I have a loop which loops through various rota (staff lists) for each day day of the week as part of that loop I have the following code that I want to use to pull the filename of an image out of my database to display a users photo.

The function:

// FETCH MAIN PHOTO FOR USER
function mainUserPhoto_byname($user_name){
    require 'includes/db.config.php';    
    $query = "SELECT  
                mainphoto_file
            FROM media_mainphotos WHERE user_name = '$user_name'
        "; 
    try 
    { 
        $stmt = $conn->prepare($query); 
        $stmt->execute(); 
    } 
    catch(PDOException $ex) 
    { 
        die("Failed to run query: " . $ex->getMessage()); 
    } 
    $display_main_photo = $stmt->fetchAll(PDO::FETCH_ASSOC);
    return $display_main_photo;
}

The line of code I want to populate with the filename value (note I have left the echo as var_dump but obviously want to replace that with just the filename portion on the array:

<?php $main_photo = mainUserPhoto_byname($rota_sunday['user_name']); ?>
<p style="font-size: 13px !important;">[img]<?php echo var_dump($main_photo); ?>[/img]</p>

The var_dump shows the correct values do exist in the array:

array(1) { [0]=> array(1) { ["mainphoto_file"]=> string(61) "30132-nina-04.jpg" } }

No matter what I try I can not get the filename to echo properly - I either get an undefined index error or simply the word Array.


#2

I’m way too rusty at PHP but wonder if it can interpolate that variable in a single quoted string.

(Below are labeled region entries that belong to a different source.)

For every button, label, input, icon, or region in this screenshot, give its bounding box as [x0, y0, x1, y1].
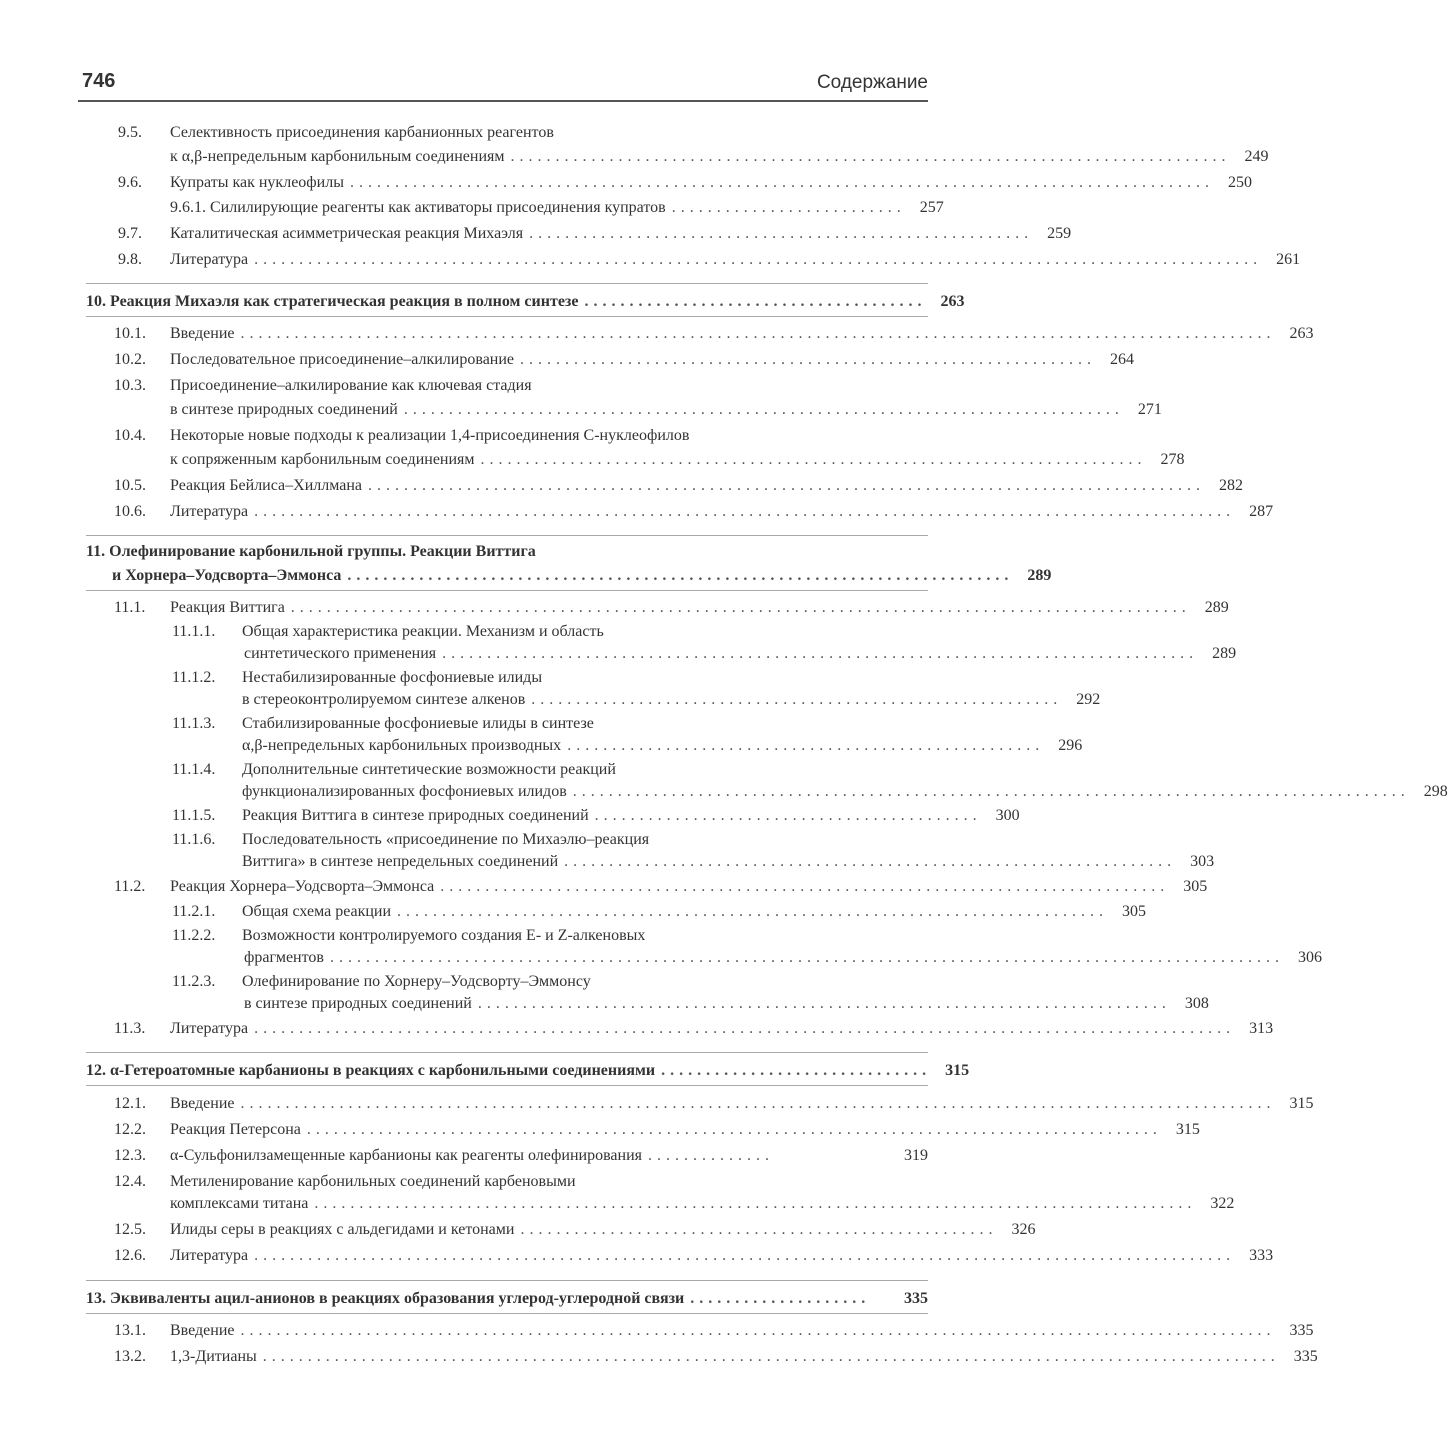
divider [86, 1280, 928, 1281]
toc-entry[interactable]: Последовательное присоединение–алкилирование ................................................................ 264 [170, 349, 928, 371]
toc-entry[interactable]: к сопряженным карбонильным соединениям .......................................................................... 278 [170, 449, 928, 471]
toc-page: 278 [1160, 451, 1185, 468]
toc-entry[interactable]: 9.6.1. Силилирующие реагенты как активаторы присоединения купратов .......................... 257 [170, 197, 928, 219]
chapter-entry[interactable]: и Хорнера–Уодсворта–Эммонса .......................................................................... 289 [112, 565, 928, 587]
toc-number: 11.1.1. [172, 623, 216, 640]
toc-entry[interactable]: Виттига» в синтезе непредельных соединений .................................................................... 303 [242, 851, 928, 873]
chapter-entry-line: 11. Олефинирование карбонильной группы. Реакции Виттига [86, 543, 536, 560]
toc-entry[interactable]: Введение ................................................................................................................... 335 [170, 1320, 928, 1342]
toc-page: 326 [1011, 1221, 1036, 1238]
toc-entry[interactable]: 1,3-Дитианы ................................................................................................................. 335 [170, 1346, 928, 1368]
toc-page: 259 [1047, 225, 1072, 242]
toc-entry[interactable]: в синтезе природных соединений ............................................................................. 308 [244, 993, 928, 1015]
page-number: 746 [82, 70, 116, 92]
toc-page: 289 [1204, 599, 1229, 616]
toc-number: 10.2. [114, 351, 146, 368]
toc-page: 250 [1227, 174, 1252, 191]
toc-entry-line: Общая характеристика реакции. Механизм и область [242, 623, 604, 640]
toc-entry[interactable]: синтетического применения .................................................................................... 289 [244, 643, 928, 665]
toc-number: 12.6. [114, 1247, 146, 1264]
toc-entry[interactable]: Купраты как нуклеофилы ................................................................................................ 250 [170, 172, 928, 194]
toc-number: 13.2. [114, 1348, 146, 1365]
toc-page: 319 [904, 1147, 928, 1164]
toc-number: 10.4. [114, 427, 146, 444]
toc-number: 11.1.3. [172, 715, 216, 732]
toc-number: 10.3. [114, 377, 146, 394]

Seems it used to only work with double quotes.

    $query = 'SELECT  
                mainphoto_file
            FROM media_mainphotos WHERE user_name = "$user_name"
        '; 

which looks way too wonky. How about,

    $query = "SELECT  
                mainphoto_file
            FROM media_mainphotos WHERE user_name = $user_name
        "; 

with no quotes around the variable, or with escaped quotes?

    $query = "SELECT  
                mainphoto_file
            FROM media_mainphotos WHERE user_name = \"$user_name\"
        "; 

#3

Thanks but that hasn’t solved my issue, I’m still only having either the error or Array returned.